A variational mode decomposition based statistical approach for knock detection in spark ignition engines using engine block vibrations
摘要
Variational Mode Decomposition (VMD) is used to decompose the engine block vibration signals into distinct Intrinsic Mode Functions (IMFs) for separating the signals produced during the knock. However, the optimal number of modes required to extract the signals produced during knock must be carefully chosen, as an inappropriate choice may result in the loss of critical information or mode mixing. The number of decomposition modes is varied from 3 to 6, and the resulting IMFs are evaluated using a dual-feature selection criterion based on approximate entropy and kurtosis to determine the optimal number of modes. This method is also employed to identify the IMFs that may contain knock-related signals. The results reveal that the accuracy of the signal extraction depends on the number of decomposition modes. Comparison of results shows that VMD can effectively extract knock-induced signals when the signal is decomposed into three or four modes, as confirmed by the statistical method. A Design of Experiments (DoE) approach is used to generate synthetic signals containing knock-related signals in one or two cylinders, with varying amplitude and frequency, at engine speeds ranging from 2500 to 4500 rpm. This enables the evaluation of selection criteria across the entire operating range.

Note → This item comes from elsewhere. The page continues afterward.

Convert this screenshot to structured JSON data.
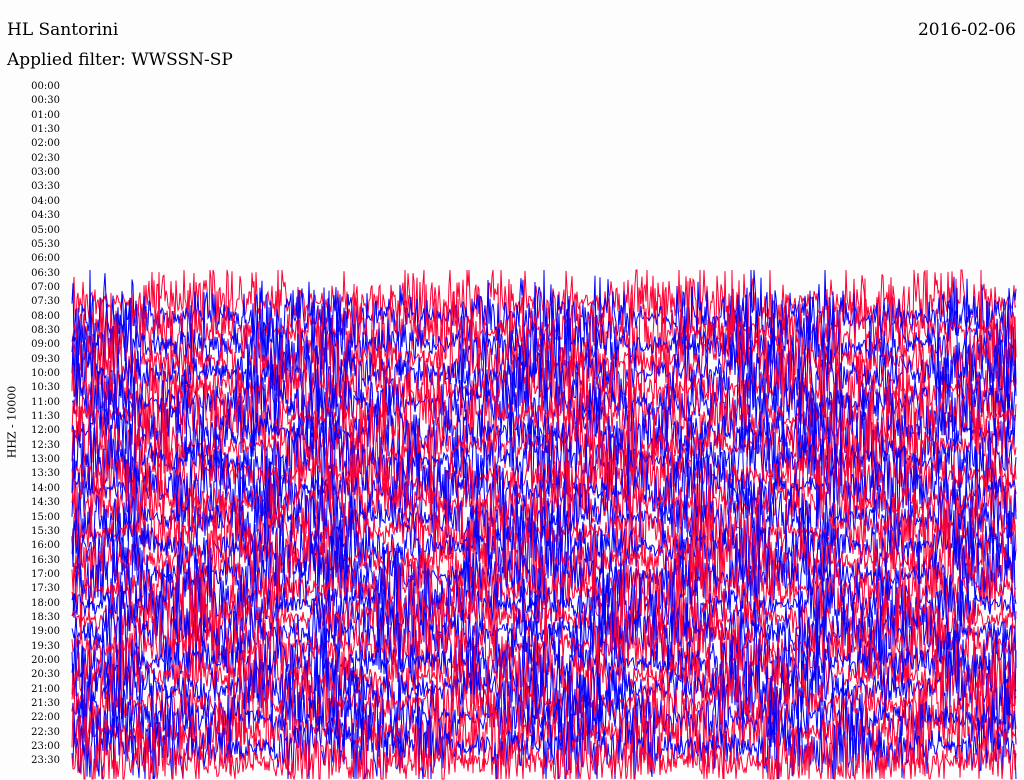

Incorporating synthetic signals enables comprehensive validation of the desired methodology under repeatable and controlled circumstances with a broad scope of knock scenarios. High coefficient of determination (R2) obtained for kurtosis (0.978) and approximate entropy (0.89) indicate a strong correlation between the synthetic and reference signals. Adjusted R2 and predicted R2 values also fall well within the acceptable range. The study also reconfirms that the optimum number of decomposition modes is three or four. Additionally, the accuracy of the selection criteria in identifying the correct IMF is found to be 94%. This study establishes a statistically validated, non-intrusive method for knock detection in SI engines.